Simon Kent was confirmed as permanent Director last month having filled the role on an interim basis since the former Director Angus Houston quit in June 2012. Kent told local business owners at a breakfast event, 30 May, that he wanted to share ideas with local businesses and said: “We have been too complacent in the past about winning new customers and taking on the competition”.
There was no magic formula, Kent warned, and said the way to succeed was by “battling hard to win new business – this must be our primary objective, as well as making sure our existing customers are happy so they come again”.
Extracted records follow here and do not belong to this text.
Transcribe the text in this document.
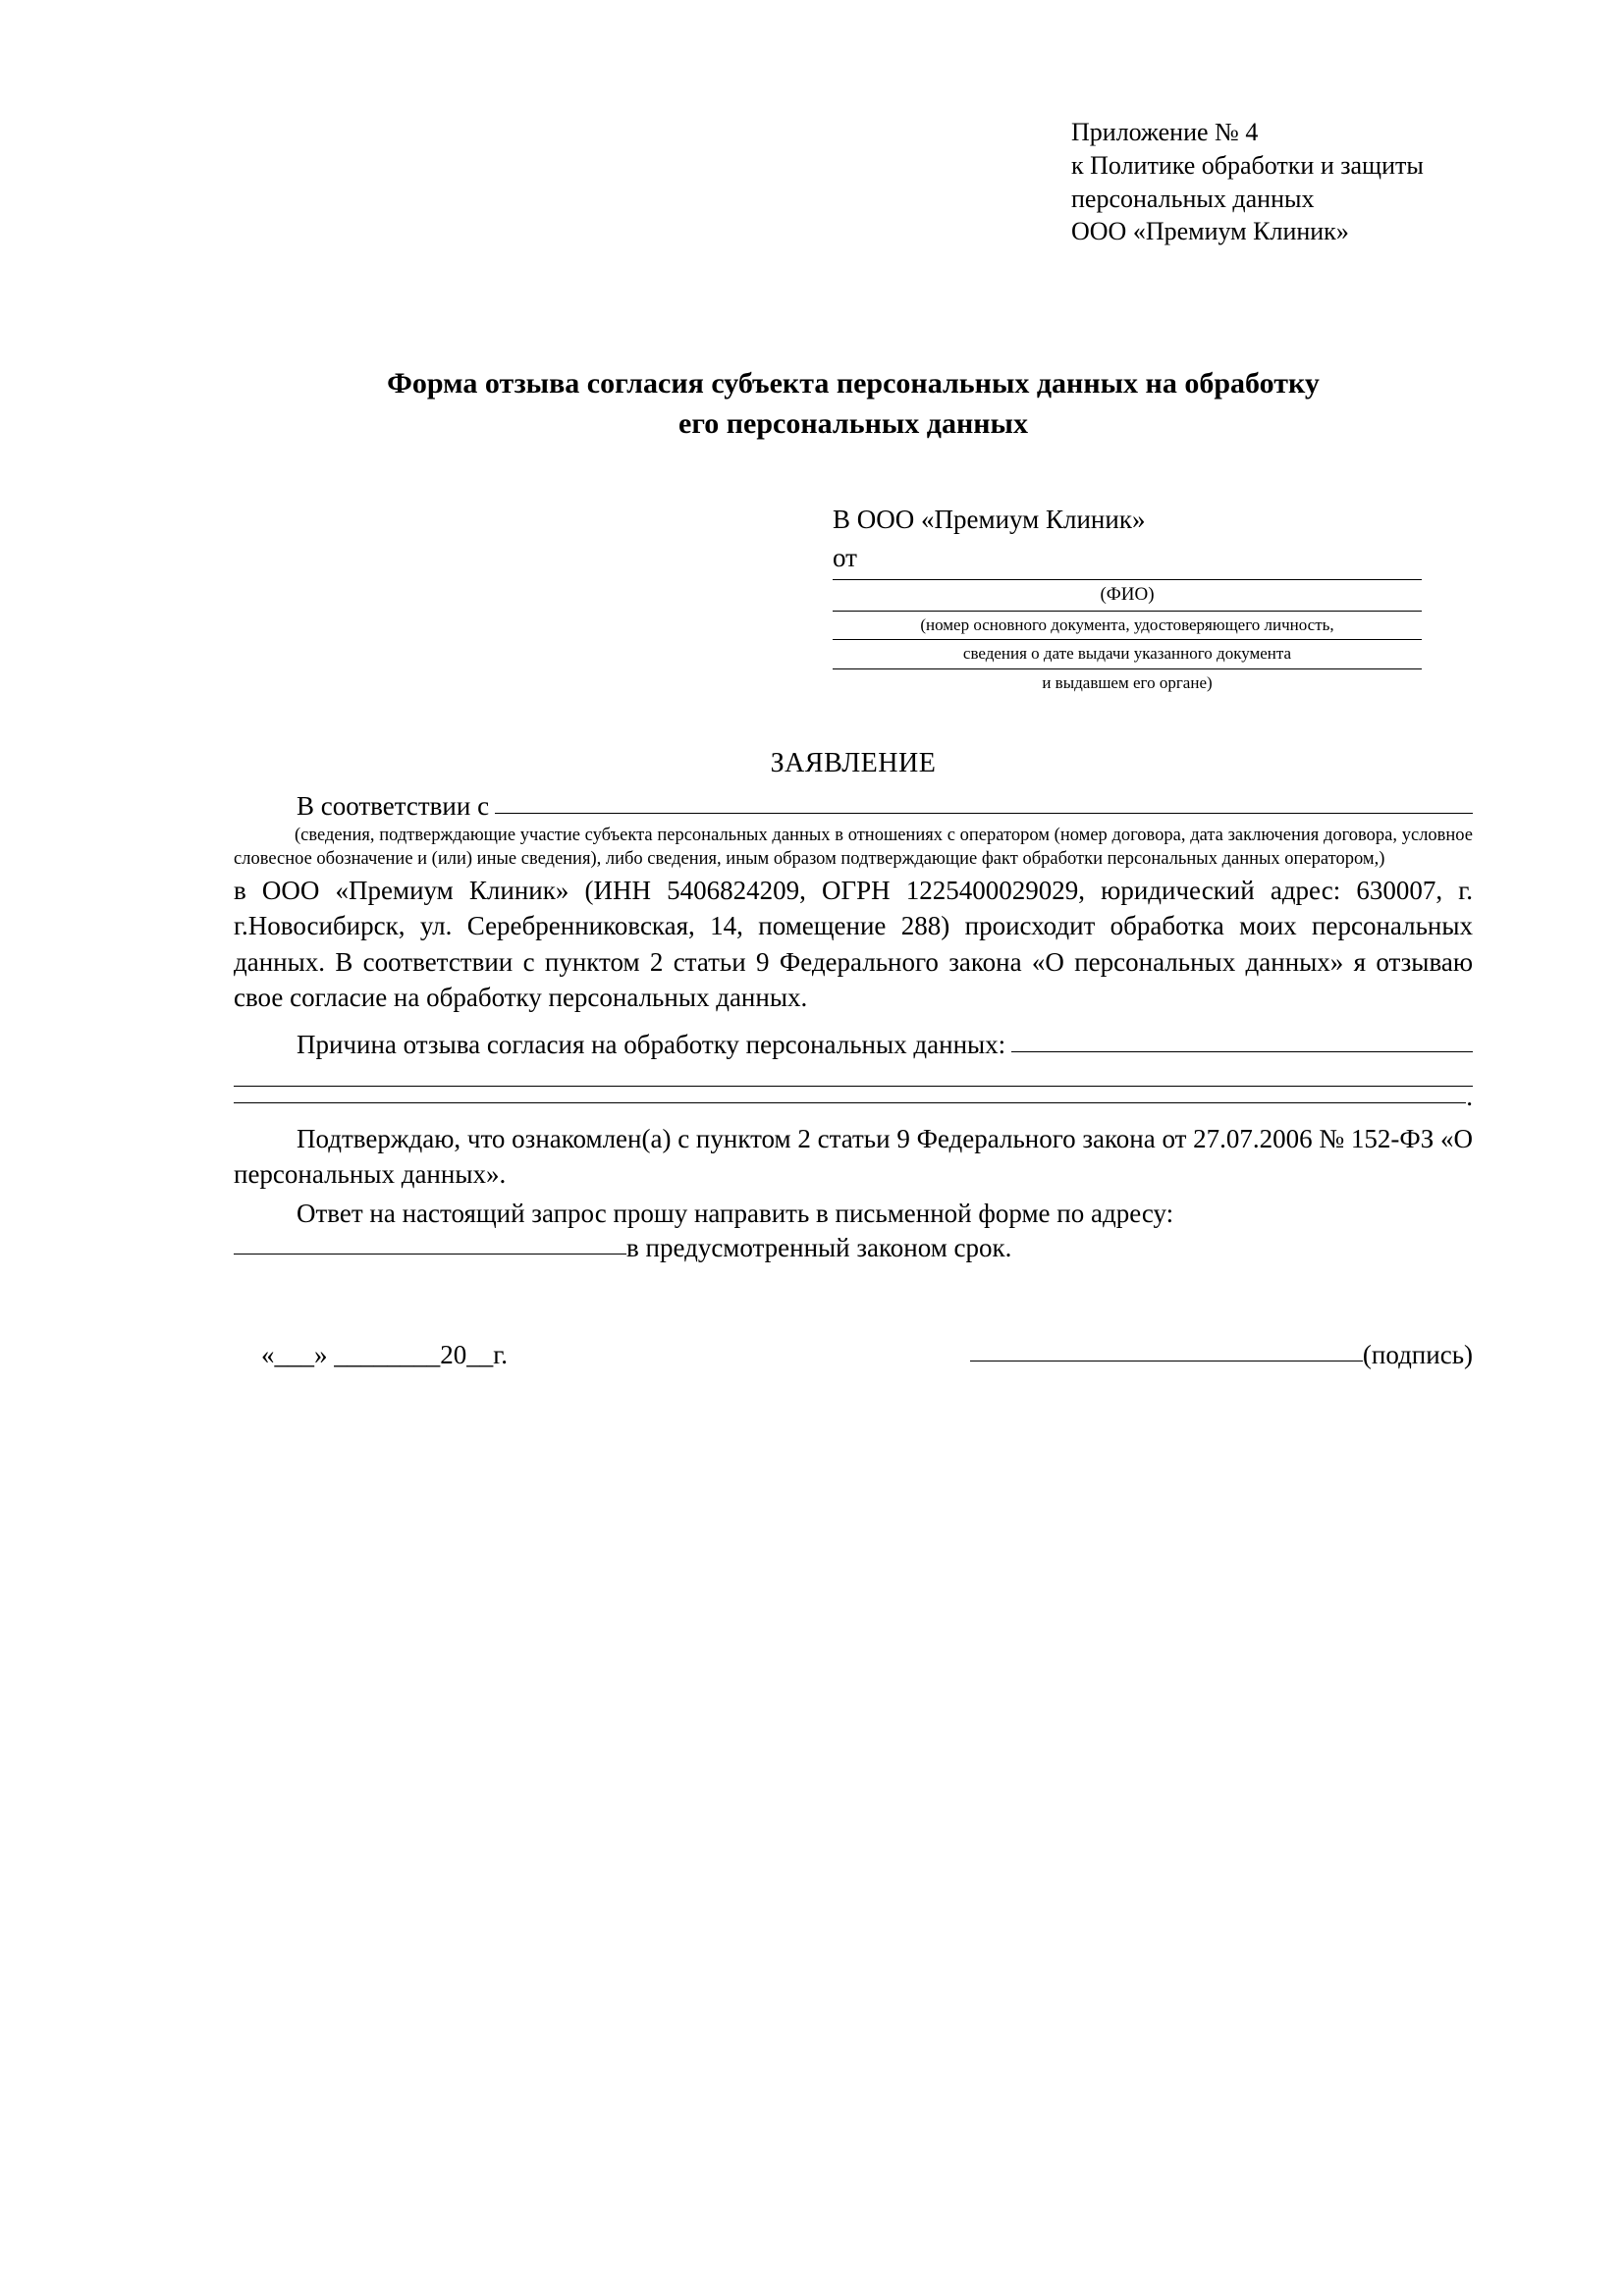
Приложение № 4
к Политике обработки и защиты
персональных данных
ООО «Премиум Клиник»
Форма отзыва согласия субъекта персональных данных на обработку
его персональных данных
В ООО «Премиум Клиник»
от
(ФИО)
(номер основного документа, удостоверяющего личность,
сведения о дате выдачи указанного документа
и выдавшем его органе)
ЗАЯВЛЕНИЕ
В соответствии с
(сведения, подтверждающие участие субъекта персональных данных в отношениях с оператором (номер договора, дата заключения договора, условное словесное обозначение и (или) иные сведения), либо сведения, иным образом подтверждающие факт обработки персональных данных оператором,)
в ООО «Премиум Клиник» (ИНН 5406824209, ОГРН 1225400029029, юридический адрес: 630007, г. г.Новосибирск, ул. Серебренниковская, 14, помещение 288) происходит обработка моих персональных данных. В соответствии с пунктом 2 статьи 9 Федерального закона «О персональных данных» я отзываю свое согласие на обработку персональных данных.
Причина отзыва согласия на обработку персональных данных:
.
Подтверждаю, что ознакомлен(а) с пунктом 2 статьи 9 Федерального закона от 27.07.2006 № 152-ФЗ «О персональных данных».
Ответ на настоящий запрос прошу направить в письменной форме по адресу:
в предусмотренный законом срок.
«___» ________20__г.	(подпись)
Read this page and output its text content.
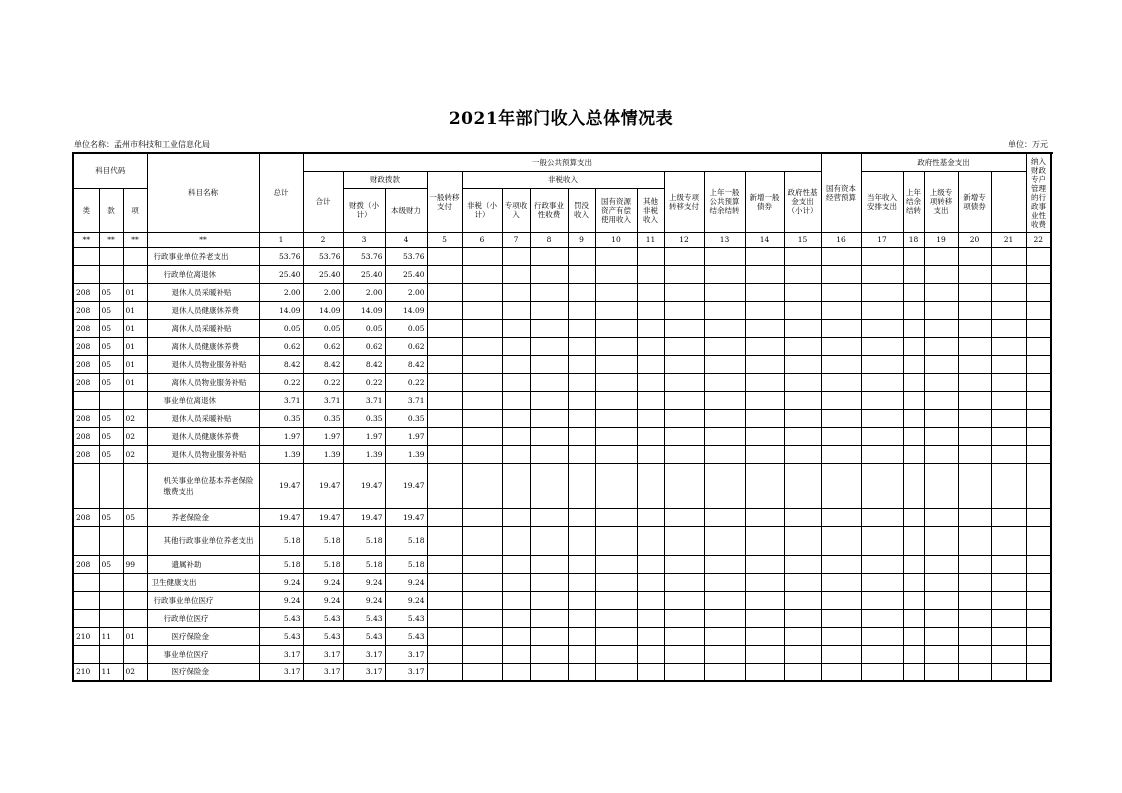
2021年部门收入总体情况表
单位名称：孟州市科技和工业信息化局	单位：万元
科目代码			科目名称	总计	一般公共预算支出														国有资本经营预算	政府性基金支出					纳入财政专户管理的行政事业性收费	
					合计	财政拨款		一般转移支付	非税收入						上级专项转移支付	上年一般公共预算结余结转	新增一般债券	政府性基金支出（小计）		当年收入安排支出	上年结余结转	上级专项转移支出	新增专项债券			
类	款	项				财拨（小计）	本级财力		非税（小计）	专项收入	行政事业性收费	罚没收入	国有资源资产有偿使用收入	其他非税收入												

**	**	**	**	1	2	3	4	5	6	7	8	9	10	11	12	13	14	15	16	17	18	19	20	21	22	
			行政事业单位养老支出	53.76	53.76	53.76	53.76																			
			行政单位离退休	25.40	25.40	25.40	25.40																			
208	05	01	退休人员采暖补贴	2.00	2.00	2.00	2.00																			
208	05	01	退休人员健康休养费	14.09	14.09	14.09	14.09																			
208	05	01	离休人员采暖补贴	0.05	0.05	0.05	0.05																			
208	05	01	离休人员健康休养费	0.62	0.62	0.62	0.62																			
208	05	01	退休人员物业服务补贴	8.42	8.42	8.42	8.42																			
208	05	01	离休人员物业服务补贴	0.22	0.22	0.22	0.22																			
			事业单位离退休	3.71	3.71	3.71	3.71																			
208	05	02	退休人员采暖补贴	0.35	0.35	0.35	0.35																			
208	05	02	退休人员健康休养费	1.97	1.97	1.97	1.97																			
208	05	02	退休人员物业服务补贴	1.39	1.39	1.39	1.39																			
			机关事业单位基本养老保险缴费支出	19.47	19.47	19.47	19.47																			
208	05	05	养老保险金	19.47	19.47	19.47	19.47																			
			其他行政事业单位养老支出	5.18	5.18	5.18	5.18																			
208	05	99	遗属补助	5.18	5.18	5.18	5.18																			
			卫生健康支出	9.24	9.24	9.24	9.24																			
			行政事业单位医疗	9.24	9.24	9.24	9.24																			
			行政单位医疗	5.43	5.43	5.43	5.43																			
210	11	01	医疗保险金	5.43	5.43	5.43	5.43																			
			事业单位医疗	3.17	3.17	3.17	3.17																			
210	11	02	医疗保险金	3.17	3.17	3.17	3.17																			
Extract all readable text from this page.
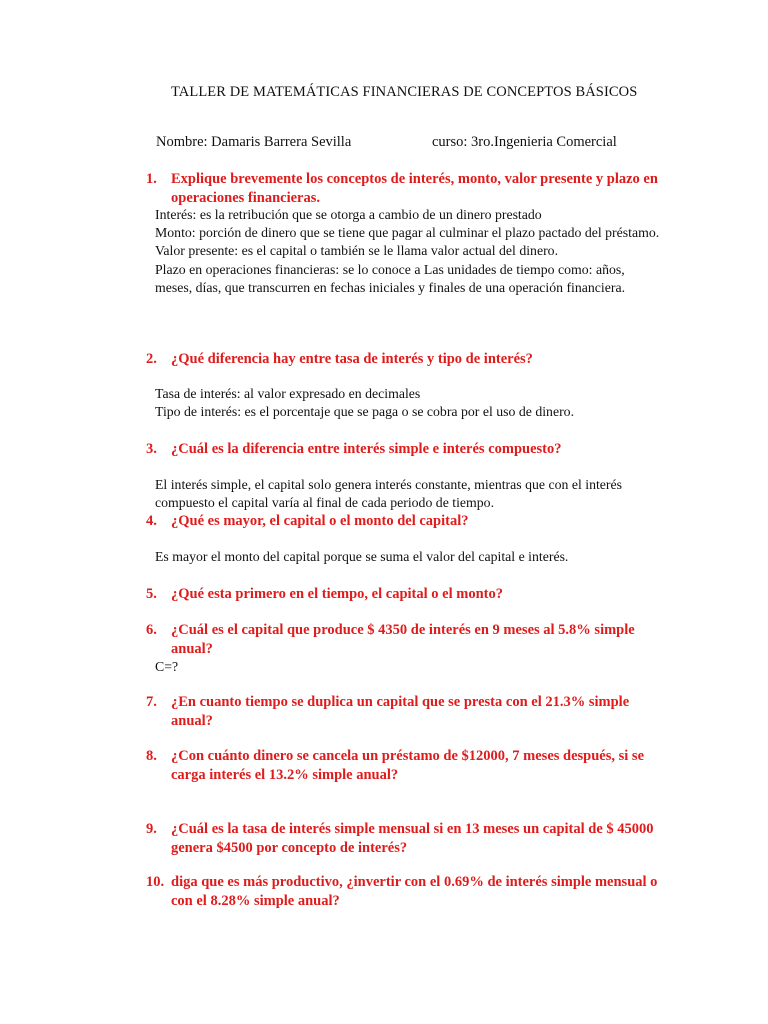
TALLER DE MATEMÁTICAS FINANCIERAS DE CONCEPTOS BÁSICOS
Nombre: Damaris Barrera Sevilla	curso: 3ro.Ingenieria Comercial
1. Explique brevemente los conceptos de interés, monto, valor presente y plazo en operaciones financieras.

Interés: es la retribución que se otorga a cambio de un dinero prestado

Monto: porción de dinero que se tiene que pagar al culminar el plazo pactado del préstamo.

Valor presente: es el capital o también se le llama valor actual del dinero.

Plazo en operaciones financieras: se lo conoce a Las unidades de tiempo como: años, meses, días, que transcurren en fechas iniciales y finales de una operación financiera.

2. ¿Qué diferencia hay entre tasa de interés y tipo de interés?

Tasa de interés: al valor expresado en decimales

Tipo de interés: es el porcentaje que se paga o se cobra por el uso de dinero.

3. ¿Cuál es la diferencia entre interés simple e interés compuesto?

El interés simple, el capital solo genera interés constante, mientras que con el interés compuesto el capital varía al final de cada periodo de tiempo.

4. ¿Qué es mayor, el capital o el monto del capital?

Es mayor el monto del capital porque se suma el valor del capital e interés.

5. ¿Qué esta primero en el tiempo, el capital o el monto?
6. ¿Cuál es el capital que produce $ 4350 de interés en 9 meses al 5.8% simple anual?

C=?

7. ¿En cuanto tiempo se duplica un capital que se presta con el 21.3% simple anual?
8. ¿Con cuánto dinero se cancela un préstamo de $12000, 7 meses después, si se carga interés el 13.2% simple anual?
9. ¿Cuál es la tasa de interés simple mensual si en 13 meses un capital de $ 45000 genera $4500 por concepto de interés?
10. diga que es más productivo, ¿invertir con el 0.69% de interés simple mensual o con el 8.28% simple anual?
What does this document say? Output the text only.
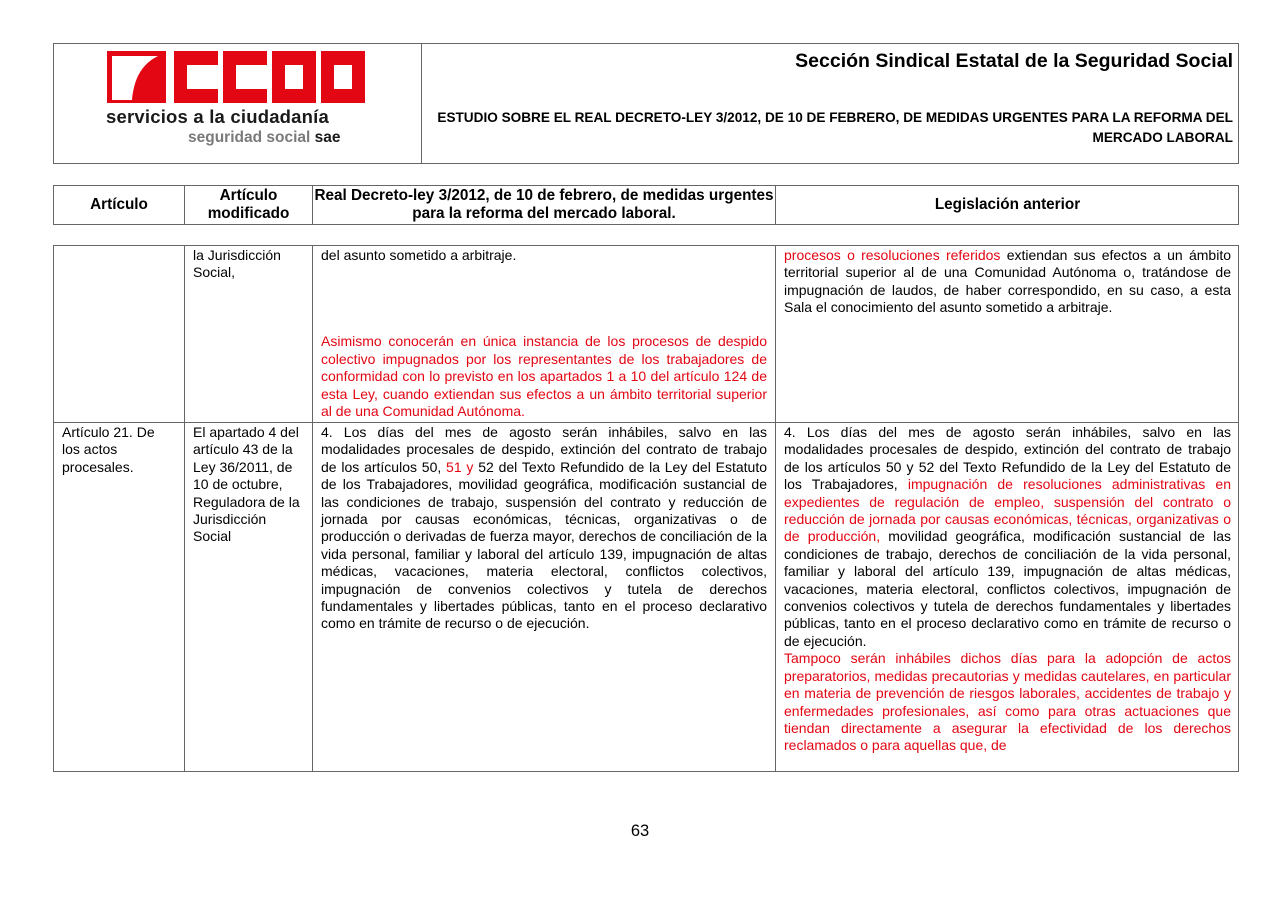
servicios a la ciudadanía
seguridad social sae
Sección Sindical Estatal de la Seguridad Social
ESTUDIO SOBRE EL REAL DECRETO-LEY 3/2012, DE 10 DE FEBRERO, DE MEDIDAS URGENTES PARA LA REFORMA DEL MERCADO LABORAL
Artículo
Artículo modificado
Real Decreto-ley 3/2012, de 10 de febrero, de medidas urgentes para la reforma del mercado laboral.
Legislación anterior
la Jurisdicción Social,
del asunto sometido a arbitraje.
Asimismo conocerán en única instancia de los procesos de despido colectivo impugnados por los representantes de los trabajadores de conformidad con lo previsto en los apartados 1 a 10 del artículo 124 de esta Ley, cuando extiendan sus efectos a un ámbito territorial superior al de una Comunidad Autónoma.
procesos o resoluciones referidos extiendan sus efectos a un ámbito territorial superior al de una Comunidad Autónoma o, tratándose de impugnación de laudos, de haber correspondido, en su caso, a esta Sala el conocimiento del asunto sometido a arbitraje.
Artículo 21. De los actos procesales.
El apartado 4 del artículo 43 de la Ley 36/2011, de 10 de octubre, Reguladora de la Jurisdicción Social
4. Los días del mes de agosto serán inhábiles, salvo en las modalidades procesales de despido, extinción del contrato de trabajo de los artículos 50, 51 y 52 del Texto Refundido de la Ley del Estatuto de los Trabajadores, movilidad geográfica, modificación sustancial de las condiciones de trabajo, suspensión del contrato y reducción de jornada por causas económicas, técnicas, organizativas o de producción o derivadas de fuerza mayor, derechos de conciliación de la vida personal, familiar y laboral del artículo 139, impugnación de altas médicas, vacaciones, materia electoral, conflictos colectivos, impugnación de convenios colectivos y tutela de derechos fundamentales y libertades públicas, tanto en el proceso declarativo como en trámite de recurso o de ejecución.
4. Los días del mes de agosto serán inhábiles, salvo en las modalidades procesales de despido, extinción del contrato de trabajo de los artículos 50 y 52 del Texto Refundido de la Ley del Estatuto de los Trabajadores, impugnación de resoluciones administrativas en expedientes de regulación de empleo, suspensión del contrato o reducción de jornada por causas económicas, técnicas, organizativas o de producción, movilidad geográfica, modificación sustancial de las condiciones de trabajo, derechos de conciliación de la vida personal, familiar y laboral del artículo 139, impugnación de altas médicas, vacaciones, materia electoral, conflictos colectivos, impugnación de convenios colectivos y tutela de derechos fundamentales y libertades públicas, tanto en el proceso declarativo como en trámite de recurso o de ejecución.
Tampoco serán inhábiles dichos días para la adopción de actos preparatorios, medidas precautorias y medidas cautelares, en particular en materia de prevención de riesgos laborales, accidentes de trabajo y enfermedades profesionales, así como para otras actuaciones que tiendan directamente a asegurar la efectividad de los derechos reclamados o para aquellas que, de
63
Kent told the 60 local business partners present at the breakfast to put the past behind them and work together to guarantee the centre’s future.
“Exhibitions, conferences and corporate events staged at HIC attract people from outside Harrogate and these people spend significant sums of money during their stay in hotels, restaurants, buying gifts and travelling,” said Kent.
HIC is operated by Harrogate Borough Council as an arm’s length organisation and Council Chief Executive, Wallace Sampson, added: “Having a successful HIC isn’t just about the board, it’s about the whole district, and events like today demonstrate our desire for a partnership approach.”
The HIC plans a series of events designed to build up links between the venue and the district’s business community.
Kent also noted £250,000 had been earmarked for refurbishing the HIC’s older halls, part of a 10-year investment plan for the site.
Conference exhibitors and delegates bring in £50m a year to Harrogate’s hospitality and retail industries, although Kent admitted the recession had taken its toll on the conference industry. A new strategy was required, he said, and warned that the venue faced increasing competition from other major UK conference locations such as Birmingham, Manchester and Liverpool.
“Our job is to see HIC not as it is, but what it can be,” Kent added.